Cette période vit s’affirmer la figure ambiguë de Ludwig Noé, ingénieur et directeur général, décoré par la Pologne mais favorable à la montée de l’influence allemande. Proche des milieux nazis, il participa même, en 1938, à une mission auprès de Winston Churchill afin de sonder la position britannique face aux visées expansionnistes d’Hitler.
L’époque communiste et la puissance industrielle
Après 1945, dans la sphère d’influence soviétique, les chantiers prirent une dimension colossale. Ils devinrent l’un des piliers de l’économie planifiée, spécialisés dans la construction de cargos polyvalents de type B-45 pour l’URSS. Le site industriel se dota d’un vaste Complexe de construction de moteurs (départements S-1 à S-6), actif entre 1960 et 1996, où l’on produisit des moteurs marins sous licence danoise (Burmeister & Wain) ainsi que des machines conçues localement. Au total, 122 moteurs principaux furent construits avant 1990.
Les années de crise et l’avènement de la démocratie
Dans ce système hautement surveillé, les ouvriers restaient sous le contrôle du régime, les syndicats indépendants étant interdits.
En décembre 1970, Gdańsk fut l’épicentre d’une révolte ouvrière majeure contre l’augmentation soudaine des prix alimentaires imposée par le régime communiste polonais. Les chantiers navals Lénine devinrent le foyer de manifestations massives, rassemblant des milliers d’ouvriers. La contestation se transforma rapidement en affrontements violents avec les forces de sécurité. L’armée et la milice ouvrirent le feu sur la foule, causant des dizaines de morts et des centaines de blessés.
En août 1980 naît le syndicat libre Solidarność, dirigé par Lech Wałęsa.
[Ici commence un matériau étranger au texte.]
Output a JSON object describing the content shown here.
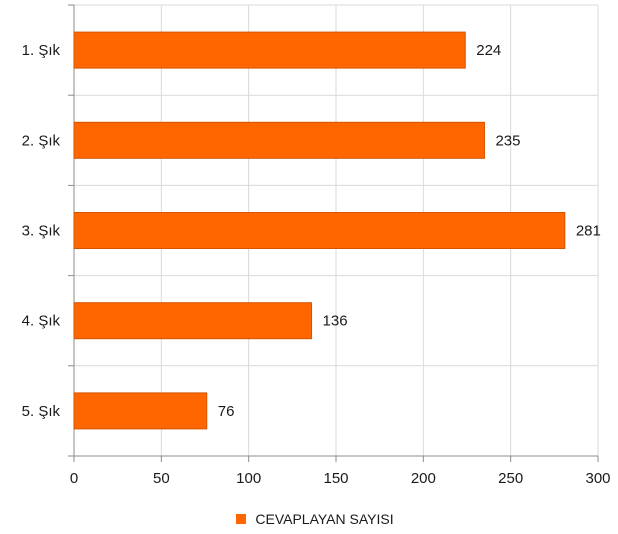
{
  "chart_data": {
    "type": "bar",
    "orientation": "horizontal",
    "categories": [
      "1. Şık",
      "2. Şık",
      "3. Şık",
      "4. Şık",
      "5. Şık"
    ],
    "series": [
      {
        "name": "CEVAPLAYAN SAYISI",
        "values": [
          224,
          235,
          281,
          136,
          76
        ],
        "color": "#ff6600"
      }
    ],
    "xlim": [
      0,
      300
    ],
    "x_ticks": [
      "0",
      "50",
      "100",
      "150",
      "200",
      "250",
      "300"
    ],
    "data_labels": [
      "224",
      "235",
      "281",
      "136",
      "76"
    ],
    "grid": true,
    "legend_position": "bottom",
    "title": "",
    "xlabel": "",
    "ylabel": ""
  }
}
Les grèves pacifiques et les accords de Gdańsk marquèrent une étape décisive dans l’opposition au pouvoir communiste.
En 1981, la Pologne connaît une grave crise économique. Le revenu national polonais chuta de 12 %, les rayons des magasins étaient vides et les chantiers eux-mêmes ralentirent leur production : quinze navires seulement furent lancés contre vingt l’année précédente.
Le 13 décembre 1981, l’instauration de la loi martiale entraîna l’interdiction de Solidarność et l’arrestation de ses dirigeants. Les grèves furent réprimées dans le sang, comme lors de l’assaut de la mine Wujek, où neuf mineurs périrent. Le chantier de Gdańsk reprit ses activités en janvier 1982, mais son rôle symbolique demeura intact.
En 1988, le gouvernement de Mieczysław Rakowski annonça la liquidation du chantier naval de Gdańsk – mesure à caractère politique destinée à briser la contestation. Mais la manœuvre échoua : un an plus tard, en 1989, Solidarność contribua de façon décisive à la chute du régime communiste et à l’ouverture de la Pologne au marché libre. Pour la première fois depuis 1945, les chantiers navals purent fonctionner dans un cadre démocratique.
Héritage et mémoire
Aujourd’hui, une partie des installations historiques subsiste le long de la rue Narzędziowców, où l’on peut encore voir des bâtiments de l’époque impériale. Le site, en reconversion, accueille désormais des espaces culturels, des musées et des initiatives artistiques, tout en conservant des traces tangibles de son passé industriel.
Les chantiers navals de Gdańsk ne sont pas seulement un lieu de production navale : ils incarnent la mémoire d’une lutte sociale et politique ayant contribué à la naissance de la démocratie moderne en Europe centrale. Entre acier, moteurs et barricades, ils demeurent un symbole universel de résistance et de liberté.